Now that Uber has slashed drivers pay to next to nothing, this is becoming the norm for the type of drivers willing to work for them. Uber doesn't care. In fact, Uber wants bottom feeding losers as drivers since they are desperate and cannot find employment elsewhere. Uber is the perfect employer for perverts, drug addicts, criminals and other bottom dwellers of our society.

You get what you pay for.


----------



## BaitNSwitch (May 12, 2015)

This girl is so full of sh*t. I don't discount that he hit on her, but the way she speaks about it reeks of fabrication.


----------



## Bart McCoy (Nov 4, 2014)

If this happened, then the driver should off the network. Especially if he said all the things she has claimed.

With that being said, I'll take this story with a grain of salt. First thing is, Uber driver had to have a phone, so not sure how you dont know wher eyou going when you can just put it in your GPS, and then follow it.....

Then getting out the car the driver says wait........and she waits....? And listens to him and takes the band or whatever. If your ride was so uncomfortable ,as soon as the door opens just LEAVE,no lollygagging, no returining or waiting no matter what she says.

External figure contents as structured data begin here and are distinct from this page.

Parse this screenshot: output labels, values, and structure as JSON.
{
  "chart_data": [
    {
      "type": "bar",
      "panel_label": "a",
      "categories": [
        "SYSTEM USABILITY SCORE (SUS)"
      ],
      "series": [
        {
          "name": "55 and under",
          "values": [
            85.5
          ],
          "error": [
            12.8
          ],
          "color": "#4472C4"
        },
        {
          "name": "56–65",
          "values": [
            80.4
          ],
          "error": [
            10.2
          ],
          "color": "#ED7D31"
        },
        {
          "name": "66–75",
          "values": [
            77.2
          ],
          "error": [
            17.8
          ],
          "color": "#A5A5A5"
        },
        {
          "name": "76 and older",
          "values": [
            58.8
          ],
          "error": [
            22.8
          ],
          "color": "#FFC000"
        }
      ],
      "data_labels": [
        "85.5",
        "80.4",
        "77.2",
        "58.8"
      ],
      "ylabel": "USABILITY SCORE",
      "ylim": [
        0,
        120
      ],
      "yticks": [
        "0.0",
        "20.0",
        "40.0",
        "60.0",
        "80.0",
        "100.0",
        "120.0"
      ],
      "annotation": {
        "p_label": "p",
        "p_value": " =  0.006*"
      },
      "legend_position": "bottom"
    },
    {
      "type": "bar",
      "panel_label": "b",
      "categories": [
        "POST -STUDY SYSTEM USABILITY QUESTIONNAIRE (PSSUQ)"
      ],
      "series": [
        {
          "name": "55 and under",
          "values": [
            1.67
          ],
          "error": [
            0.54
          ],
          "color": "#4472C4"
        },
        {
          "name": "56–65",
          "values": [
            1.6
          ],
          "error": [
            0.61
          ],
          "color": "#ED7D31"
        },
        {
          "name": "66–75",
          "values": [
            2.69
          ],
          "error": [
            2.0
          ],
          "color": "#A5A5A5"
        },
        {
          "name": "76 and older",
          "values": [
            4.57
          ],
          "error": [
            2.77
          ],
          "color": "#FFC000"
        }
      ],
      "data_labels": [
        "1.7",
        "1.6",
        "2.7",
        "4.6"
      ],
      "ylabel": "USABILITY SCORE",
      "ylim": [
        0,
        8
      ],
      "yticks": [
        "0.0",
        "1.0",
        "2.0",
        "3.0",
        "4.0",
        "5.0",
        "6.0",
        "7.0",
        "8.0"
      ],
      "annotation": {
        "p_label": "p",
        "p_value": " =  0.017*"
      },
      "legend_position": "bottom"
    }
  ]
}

And then....she has an old phone...really now? Even teh cheap smart phones today have basicc recording abilities. Lets hear that muffled recording, to see if it remotely goes along with what she's saying.


But who knows, maybe the driver was a creep. And if so , he needs to go. But seems like some of what he said may have been over the top for me to believe the story: like he dropped her off and wanted to come in???? Knowing he's 50 years older than her,doubt he would want to chill with her parents. Andhe offereed to spend the nigh with her? That's just a bit much


----------



## Bart McCoy (Nov 4, 2014)

yolo25 said:


> Flagged and reported, troll


I dont think this is against the rules. I think the rules are you cant call/talk to another board member like that. Plus i think most driver dont talk to highly about pax at all


----------



## Choochie (Jan 4, 2015)

The women who have told me their driver was creepy were very sober. They truly didn't appreciate the comments. Unlike the actor.

On the other hand I would have laughed him off, the same way I laughed when a guy flashed me. 

Why would she even answer those questions, really.


----------



## UberBeemer (Oct 23, 2015)

SafeT said:


> Her story sounds a little over the top. Hard to tell if she made some (or all) of it up or not without a recording of the conversation. Who knows. I'm sure she loves all the youtube views regardless, seems to be her thing.


I'm sorry if all this is true, it would have been a really uncomfortable ride. But I can't help thinking she might be embellishing at least a little. Is it just me?


----------